Alcohol & Social Events Review

A survey conducted in 2012 by faculty in the Center for Alcohol & Addiction Studies of undergraduate students' behavior and perceptions of alcohol use at Brown provided a level of comprehensive data from which we could reevaluate the environment at Brown. This survey informed and was followed by an external review in 2013-2014, in which two nationally-recognized prevention experts helped us examine programs, policies, and opportunities for improvement at Brown. 

2014-2015 Alcohol & Social Event Review

For 2014-2015, a committee of students, staff, and faculty was asked to review Brown's social event related policies for clarity and impact, to examine the barriers to proper registration of social events by students, and to recommend improvements, all informed by the survey data and the external consultants' assessment and recommendations. In the fall of 2014, a number of campus incidents, particularly issues related to sexual assault at unregistered social events in residential facilities, resulted in the University’s implementation of interim measures around social event registration and influenced the charge of the review committee.  It is important to note, that while alcohol is a common factor in cases of sexual assault, alcohol in and of itself is not a cause of sexual assault and the two issues should not be conflated.

The review committee engaged in lively dialogue about the specifics of the event registration policy, the use of residential facilities for social events, and what a “safe event” looks like. Members of the committee also held meetings with students involved at the Brown Center for Students of Color, students engaged in the LGBTQ community, and students living in Greek and Program Housing. Committee members had the opportunity to hear from, and were deeply struck by the stories of, students about the impact of social events held in residential facilities and the impacts of the interim restriction on such events. Throughout all of these conversations, a number of issues related to the culture of alcohol use arose and informed the recommendations.

Committee recommendations

The committee agreed that Brown’s longstanding harm reduction approach to alcohol should be maintained, and that many programs and policies in place are effective and do not require overhaul. 

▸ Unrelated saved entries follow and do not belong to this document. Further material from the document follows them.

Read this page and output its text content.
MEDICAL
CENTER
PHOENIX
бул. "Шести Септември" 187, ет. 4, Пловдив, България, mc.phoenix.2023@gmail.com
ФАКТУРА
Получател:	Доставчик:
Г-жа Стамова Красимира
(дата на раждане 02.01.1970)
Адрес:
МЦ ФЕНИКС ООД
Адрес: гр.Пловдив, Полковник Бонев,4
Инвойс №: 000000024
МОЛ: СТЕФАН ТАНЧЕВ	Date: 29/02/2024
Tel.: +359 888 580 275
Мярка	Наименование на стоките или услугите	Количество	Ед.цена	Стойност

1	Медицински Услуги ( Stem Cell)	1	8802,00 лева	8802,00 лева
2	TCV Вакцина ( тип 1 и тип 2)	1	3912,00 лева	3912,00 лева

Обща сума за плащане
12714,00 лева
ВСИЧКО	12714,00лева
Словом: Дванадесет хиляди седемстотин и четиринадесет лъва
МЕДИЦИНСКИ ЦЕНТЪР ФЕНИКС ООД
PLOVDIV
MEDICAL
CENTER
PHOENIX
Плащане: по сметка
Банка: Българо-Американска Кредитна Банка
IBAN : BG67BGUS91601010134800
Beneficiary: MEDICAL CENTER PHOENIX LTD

The potential for greater impact lies in the following areas:

  1. Examining more closely the culture of alcohol use at Brown, especially in communities where we know from data that the highest risk behavior is occurring, and related interventions which might shift this culture.
    The recommendations that address aspects of Greek life and Program Housing and of student involvement in Athletics are informed by the survey data demonstrating higher risk at Brown and provide additional support for these communities. 
  2. Securing resources and programs which would increase access to safe social event spaces for students, including both spaces where alcohol is served and alcohol free alternatives.
    The various recommendations to provide additional University support for event management, as well as specifying and restricting locations for events, are in this category.
  3. Increasing the clarity of policies, procedures, and available resources around these issues, including the consistency of enforcement and consequences for violations.
  4. Addressing the needs of students who do not consume alcohol for one reason or another and making sure that Brown provides a safe and vibrant community in which they can live and learn.

The committee's recommendations follow from these four themes and may be read in full in the committee's report

Recommendations accepted

Like any major campus issue, the culture around alcohol use is embedded in a larger societal context, and any change in this culture will be incremental over time. However, we do believe that the recommendations in the report are steps in the right direction in achieving our goals.  The recommendations have been accepted and many are already in process. 

The committee identified a number of very important, complex issues that will continue to guide discussion as well as evaluation of the impact of changes undertaken for 2015-2016.